Mr. Kubrick, aside from changing the room number from 217 to 237 for mysterious reasons of his own, entirely transforms the scene. In the book, what Danny sees is explicitly described, and his father catches a glimpse of the same creature. The film's Danny is silent after his encounter, which is not depicted. And his father, as the camera tracks slowly into the room in a frenzy of anticipation, is confronted by one of Mr. Kubrick's most heart-stopping inventions, an image halfway between eroticism and terror.
"The Shining" stands on the brink of a physicality that has been very much absent from Mr. Kubrick's other work, and that would surely have been welcome here. This is the story of a man gradually driven to destroy his wife and child, and it stops just short of pinpointing his rage. The marriage between Jack (Jack Nicholson) and Wendy (Shelley Duvall) is a listless one, and it is revealed obliquely: through the raggedness and dowdiness of Wendy's wardrobe, through Jack's constant irritation at her, through the immaculate cleanliness of the Overlook's bathrooms and kitchen, through the eerie way they turn this enormous building into something cramped and claustrophobic. This is as close as Mr. Kubrick has come to dealing with both female and male characters or to grappling with domesticity. There are occasional moments in "The Shining" when their union alone seems enough to drive Jack mad.
"The Gold Room," a clever amplification of the hotel ballroom in Mr. King's novel, becomes the place where Jack's rage about his fiscal and familial responsibilities is revealed. It's also the place where the movie begins to go wrong, lapsing into bright, splashy effects reminiscent of "Clockwork Orange" (though the Gold Room sequences produce the film's closing shot, a startling photograph of Mr. Nicholson). "The Shining" begins, by this point, to show traces of sensationalism, and the effects don't necessarily pay off. The film's climactic chase virtually fizzles out before it reaches a resolution.
Mr. Nicholson's Jack is one of his most vibrant characterizations, furiously alive in every frame and fueled by an explosive anger. Mr. Nicholson is also devilishly funny, from his sarcastic edge at the film's beginning to his cry of "Heeere's Johnny!" as he chops down a bathroom door to get to Miss Duvall. Though Miss Duvall's Wendy at first seems a strange match for Mr. Nicholson, she eventually takes shape as an almost freakish cipher, her early banality making her terror all the more extreme. Danny Lloyd, as Danny, and Scatman Crothers, as the hotel chef who, like Danny, has psychic powers, both give keen, steady performances as the story's relatively naturalistic figures. Barry Nelson is a model of false assurance as the hotel manager.

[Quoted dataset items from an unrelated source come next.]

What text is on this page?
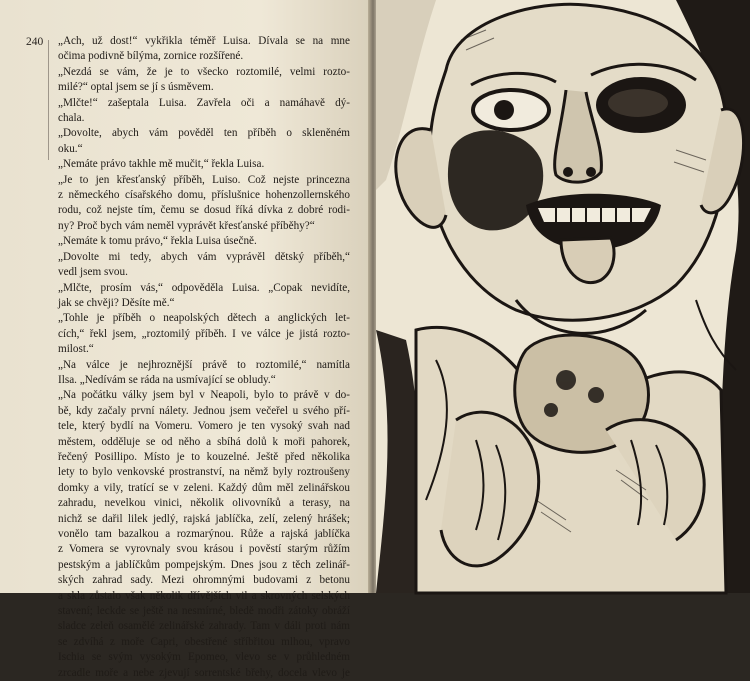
240 „Ach, už dost!“ vykřikla téměř Luisa. Dívala se na mne
očima podivně bílýma, zornice rozšířené.
„Nezdá se vám, že je to všecko roztomilé, velmi rozto-
milé?“ optal jsem se jí s úsměvem.
„Mlčte!“ zašeptala Luisa. Zavřela oči a namáhavě dý-
chala.
„Dovolte, abych vám pověděl ten příběh o skleněném
oku.“
„Nemáte právo takhle mě mučit,“ řekla Luisa.
„Je to jen křesťanský příběh, Luiso. Což nejste princezna
z německého císařského domu, příslušnice hohenzollernského
rodu, což nejste tím, čemu se dosud říká dívka z dobré rodi-
ny? Proč bych vám neměl vyprávět křesťanské příběhy?“
„Nemáte k tomu právo,“ řekla Luisa úsečně.
„Dovolte mi tedy, abych vám vyprávěl dětský příběh,“
vedl jsem svou.
„Mlčte, prosím vás,“ odpověděla Luisa. „Copak nevidíte,
jak se chvěji? Děsíte mě.“
„Tohle je příběh o neapolských dětech a anglických let-
cích,“ řekl jsem, „roztomilý příběh. I ve válce je jistá rozto-
milost.“
„Na válce je nejhroznější právě to roztomilé,“ namítla
Ilsa. „Nedívám se ráda na usmívající se obludy.“
„Na počátku války jsem byl v Neapoli, bylo to právě v do-
bě, kdy začaly první nálety. Jednou jsem večeřel u svého pří-
tele, který bydlí na Vomeru. Vomero je ten vysoký svah nad
městem, odděluje se od něho a sbíhá dolů k moři pahorek,
řečený Posillipo. Místo je to kouzelné. Ještě před několika
lety to bylo venkovské prostranství, na němž byly roztroušeny
domky a vily, tratící se v zeleni. Každý dům měl zelinářskou
zahradu, nevelkou vinici, několik olivovníků a terasy, na
nichž se dařil lilek jedlý, rajská jablíčka, zelí, zelený hrášek;
vonělo tam bazalkou a rozmarýnou. Růže a rajská jablíčka
z Vomera se vyrovnaly svou krásou i pověstí starým růžím
pestským a jablíčkům pompejským. Dnes jsou z těch zelinář-
ských zahrad sady. Mezi ohromnými budovami z betonu
a skla zůstalo však několik dřívějších vil a skrovných selských
stavení; leckde se ještě na nesmírné, bledě modři zátoky obráží
sladce zeleň osamělé zelinářské zahrady. Tam v dáli proti nám
se zdvíhá z moře Capri, obestřené stříbřitou mlhou, vpravo
Ischia se svým vysokým Epomeo, vlevo se v průhledném
zrcadle moře a nebe zjevují sorrentské břehy, docela vlevo je
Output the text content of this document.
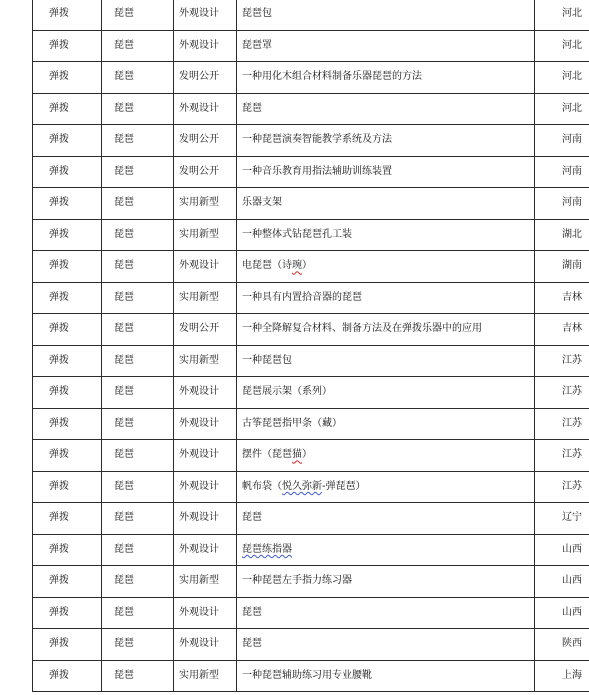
弹拨	琵琶	外观设计	琵琶包	河北
弹拨	琵琶	外观设计	琵琶罩	河北
弹拨	琵琶	发明公开	一种用化木组合材料制备乐器琵琶的方法	河北
弹拨	琵琶	外观设计	琵琶	河北
弹拨	琵琶	发明公开	一种琵琶演奏智能教学系统及方法	河南
弹拨	琵琶	发明公开	一种音乐教育用指法辅助训练装置	河南
弹拨	琵琶	实用新型	乐器支架	河南
弹拨	琵琶	实用新型	一种整体式钻琵琶孔工装	湖北
弹拨	琵琶	外观设计	电琵琶（诗琬）	湖南
弹拨	琵琶	实用新型	一种具有内置拾音器的琵琶	吉林
弹拨	琵琶	发明公开	一种全降解复合材料、制备方法及在弹拨乐器中的应用	吉林
弹拨	琵琶	实用新型	一种琵琶包	江苏
弹拨	琵琶	外观设计	琵琶展示架（系列）	江苏
弹拨	琵琶	外观设计	古筝琵琶指甲条（藏）	江苏
弹拨	琵琶	外观设计	摆件（琵琶猫）	江苏
弹拨	琵琶	外观设计	帆布袋（悦久弥新-弹琵琶）	江苏
弹拨	琵琶	外观设计	琵琶	辽宁
弹拨	琵琶	外观设计	琵琶练指器	山西
弹拨	琵琶	实用新型	一种琵琶左手指力练习器	山西
弹拨	琵琶	外观设计	琵琶	山西
弹拨	琵琶	外观设计	琵琶	陕西
弹拨	琵琶	实用新型	一种琵琶辅助练习用专业腰靴	上海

Mr. Kubrick, using the works of various composers, has assembled another stunningly effective score. John Alcott's cinematography is lovely, although "The Shining" seems intentionally less glossy than Mr. Kubrick's other films. Like the characters, it has a certain ironic homeliness--as when Wendy sits in the hotel's elegant lobby, propped before a television screen during a blizzard. She's watching Jennifer O'Neill play the ultimate in sweetly mindless femininity, in "Summer of '42."